Tell HN: Python's print function is thread-unsafe
Some days ago I found that Python's print function is by default thread-unsafe, as the underlying sys.stdout is by default a TextIOWrapper, which is not thread safe. That means, for the code below
from threading import Thread
def target(x):
for _ in range(100000): print(x)
Thread(target=target, args=['a' * 10]).start()
Thread(target=target, args=['b' * 10]).start()
Python could print out not only interleaved bytes (aaabbbabab), but also null bytes and uninitialized memory, thanks to non-synchronized buffering. A survey of some other languages:
C printf: MT-Safe locale.
C++ std::cout: safe, unless you call sync_with_stdio(false).

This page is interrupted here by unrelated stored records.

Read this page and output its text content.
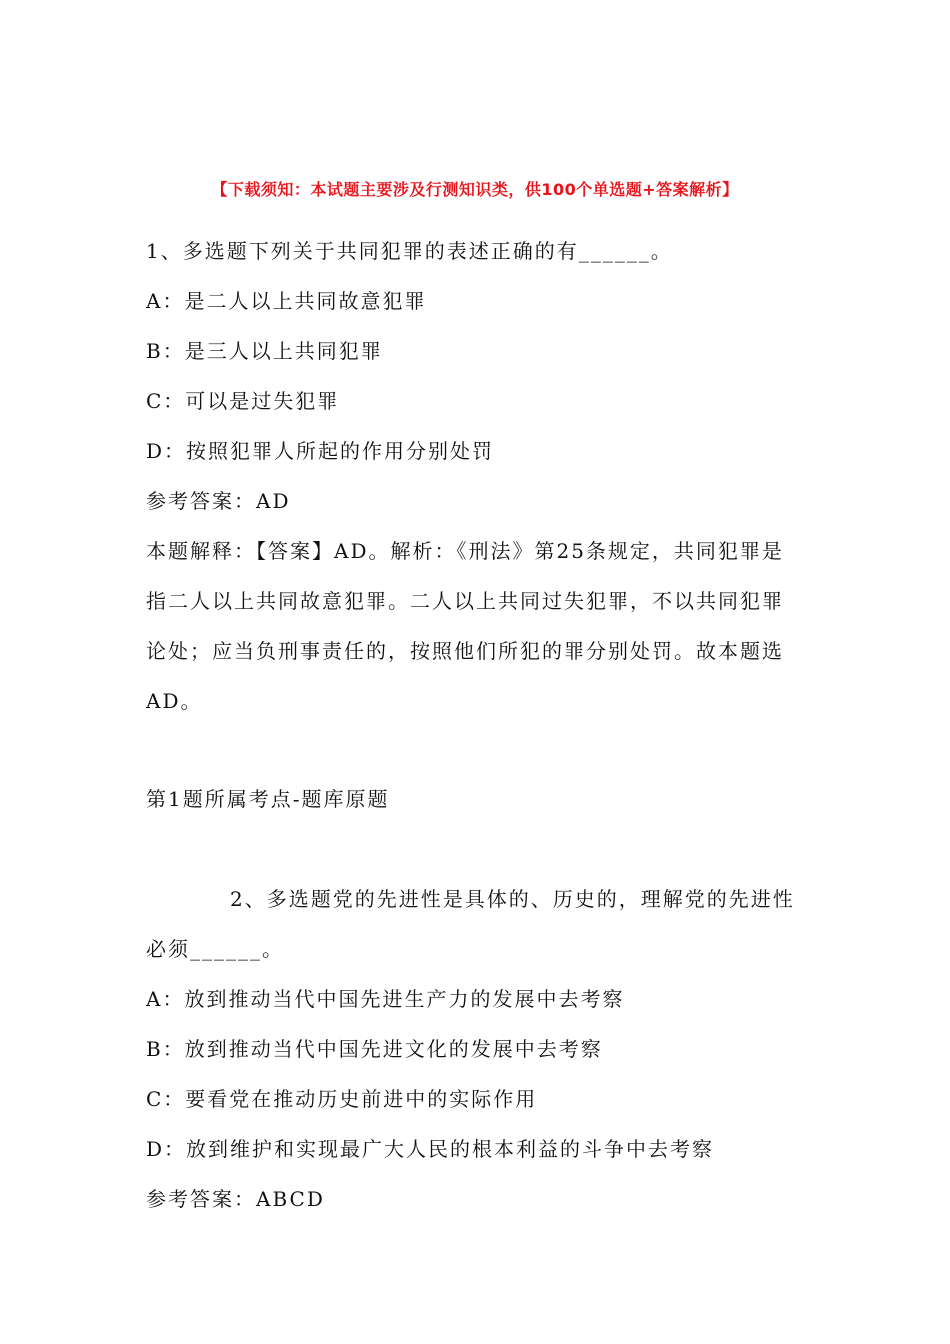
【下载须知：本试题主要涉及行测知识类，供100个单选题+答案解析】
1、多选题下列关于共同犯罪的表述正确的有______。
A：是二人以上共同故意犯罪
B：是三人以上共同犯罪
C：可以是过失犯罪
D：按照犯罪人所起的作用分别处罚
参考答案：AD
本题解释：【答案】AD。解析：《刑法》第25条规定，共同犯罪是
指二人以上共同故意犯罪。二人以上共同过失犯罪，不以共同犯罪
论处；应当负刑事责任的，按照他们所犯的罪分别处罚。故本题选
AD。
第1题所属考点-题库原题
2、多选题党的先进性是具体的、历史的，理解党的先进性
必须______。
A：放到推动当代中国先进生产力的发展中去考察
B：放到推动当代中国先进文化的发展中去考察
C：要看党在推动历史前进中的实际作用
D：放到维护和实现最广大人民的根本利益的斗争中去考察
参考答案：ABCD
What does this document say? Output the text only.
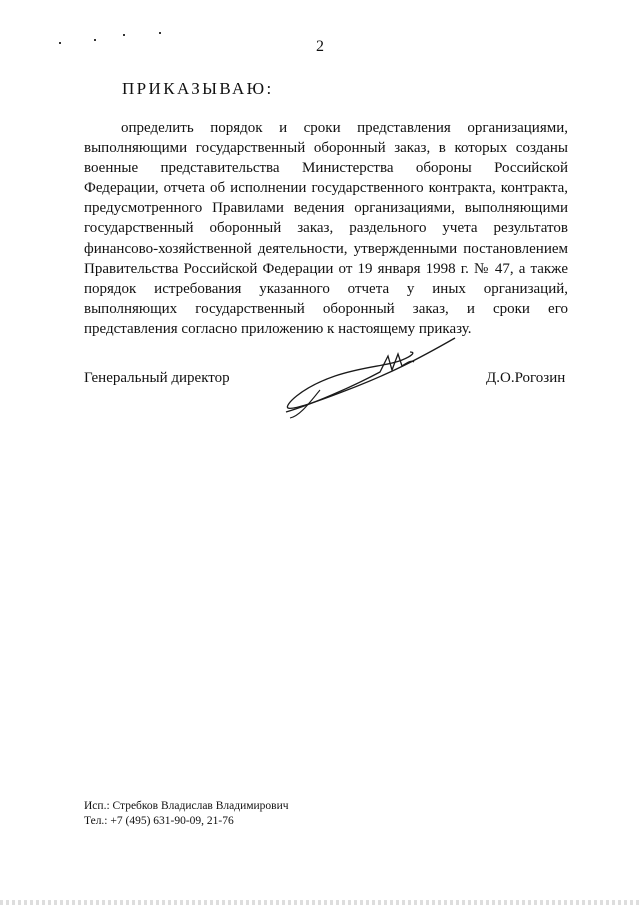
2
ПРИКАЗЫВАЮ:

определить порядок и сроки представления организациями, выполняющими государственный оборонный заказ, в которых созданы военные представительства Министерства обороны Российской Федерации, отчета об исполнении государственного контракта, контракта, предусмотренного Правилами ведения организациями, выполняющими государственный оборонный заказ, раздельного учета результатов финансово-хозяйственной деятельности, утвержденными постановлением Правительства Российской Федерации от 19 января 1998 г. № 47, а также порядок истребования указанного отчета у иных организаций, выполняющих государственный оборонный заказ, и сроки его представления согласно приложению к настоящему приказу.

Генеральный директор	Д.О.Рогозин
Исп.: Стребков Владислав Владимирович
Тел.: +7 (495) 631-90-09, 21-76
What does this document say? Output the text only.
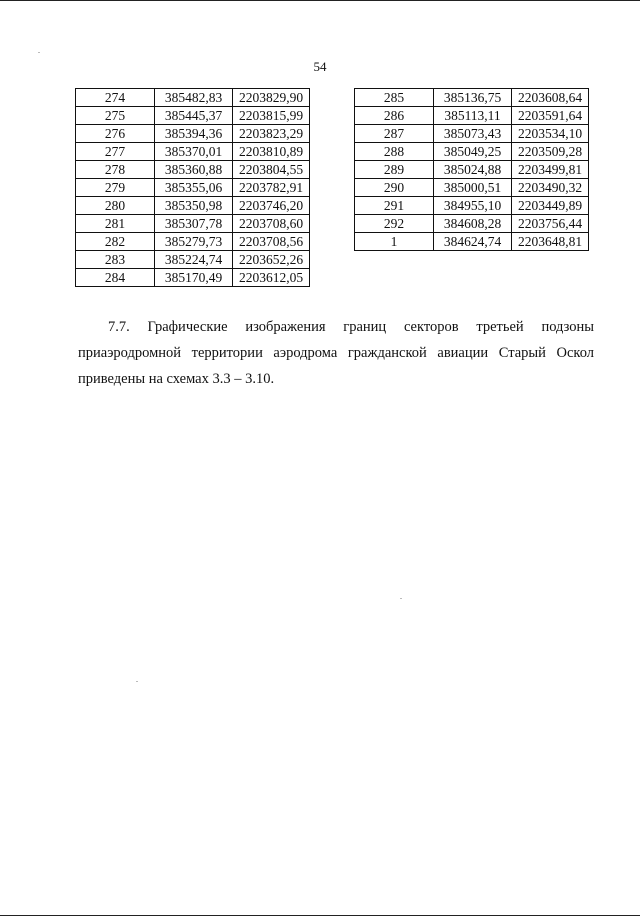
54
274	385482,83	2203829,90
275	385445,37	2203815,99
276	385394,36	2203823,29
277	385370,01	2203810,89
278	385360,88	2203804,55
279	385355,06	2203782,91
280	385350,98	2203746,20
281	385307,78	2203708,60
282	385279,73	2203708,56
283	385224,74	2203652,26
284	385170,49	2203612,05
285	385136,75	2203608,64
286	385113,11	2203591,64
287	385073,43	2203534,10
288	385049,25	2203509,28
289	385024,88	2203499,81
290	385000,51	2203490,32
291	384955,10	2203449,89
292	384608,28	2203756,44
1	384624,74	2203648,81
7.7. Графические изображения границ секторов третьей подзоны
приаэродромной территории аэродрома гражданской авиации Старый Оскол
приведены на схемах 3.3 – 3.10.
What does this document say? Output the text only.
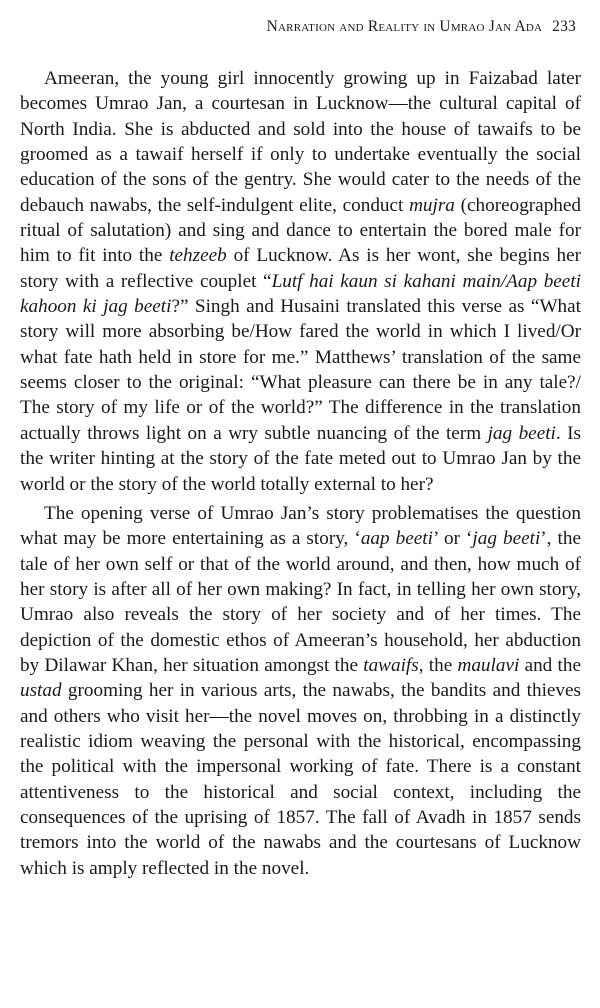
Narration and Reality in Umrao Jan Ada 233

Ameeran, the young girl innocently growing up in Faizabad later becomes Umrao Jan, a courtesan in Lucknow—the cultural capital of North India. She is abducted and sold into the house of tawaifs to be groomed as a tawaif herself if only to undertake eventually the social education of the sons of the gentry. She would cater to the needs of the debauch nawabs, the self-indulgent elite, conduct mujra (choreographed ritual of salutation) and sing and dance to entertain the bored male for him to fit into the tehzeeb of Lucknow. As is her wont, she begins her story with a reflective couplet “Lutf hai kaun si kahani main/Aap beeti kahoon ki jag beeti?” Singh and Husaini translated this verse as “What story will more absorbing be/How fared the world in which I lived/Or what fate hath held in store for me.” Matthews’ translation of the same seems closer to the original: “What pleasure can there be in any tale?/ The story of my life or of the world?” The difference in the translation actually throws light on a wry subtle nuancing of the term jag beeti. Is the writer hinting at the story of the fate meted out to Umrao Jan by the world or the story of the world totally external to her?

The opening verse of Umrao Jan’s story problematises the question what may be more entertaining as a story, ‘aap beeti’ or ‘jag beeti’, the tale of her own self or that of the world around, and then, how much of her story is after all of her own making? In fact, in telling her own story, Umrao also reveals the story of her society and of her times. The depiction of the domestic ethos of Ameeran’s household, her abduction by Dilawar Khan, her situation amongst the tawaifs, the maulavi and the ustad grooming her in various arts, the nawabs, the bandits and thieves and others who visit her—the novel moves on, throbbing in a distinctly realistic idiom weaving the personal with the historical, encompassing the political with the impersonal working of fate. There is a constant attentiveness to the historical and social context, including the consequences of the uprising of 1857. The fall of Avadh in 1857 sends tremors into the world of the nawabs and the courtesans of Lucknow which is amply reflected in the novel.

JVM System.out.println: safe in common JVMs.
C# Console.WriteLine: safe.
Go fmt.Printf: safe.
Rust println!: safe.
Ruby puts: safe.
So it seems that Python is the outlier here.
std::cout is thread-safe but because of the concatenation-based API parts of the message may interleave. C++23 std::print is safe (and the output doesn't interleave).
I was able to reproduce your failure (using Python 3.10) after a couple of runs:
% grep -v '^aaaaaaaaaa$' kerneloops.out | grep -v '^bbbbbbbbbb$' | od -x
0000000 8130 0db3 0001 0000 bd30 0dad 0001 0000
*
0006420 000a
0006421
I was surprised as I expected possible interleaved bytes but not output other than "a"s, "b"s and new-lines, as I thought the GIL would come to the rescue.See this example:
https://superfastpython.com/thread-safe-print-in-python/
Python logging is thread safe if you want to use it for output
Why Threads Are a Bad Idea: https://news.ycombinator.com/item?id=17297325
The problem with threads: https://ieeexplore.ieee.org/document/1631937
Given threads are here to stay, thread-unsafe print is a really bad idea. Couldn’t even imagine it can crash instead of interleave, in Python of all things.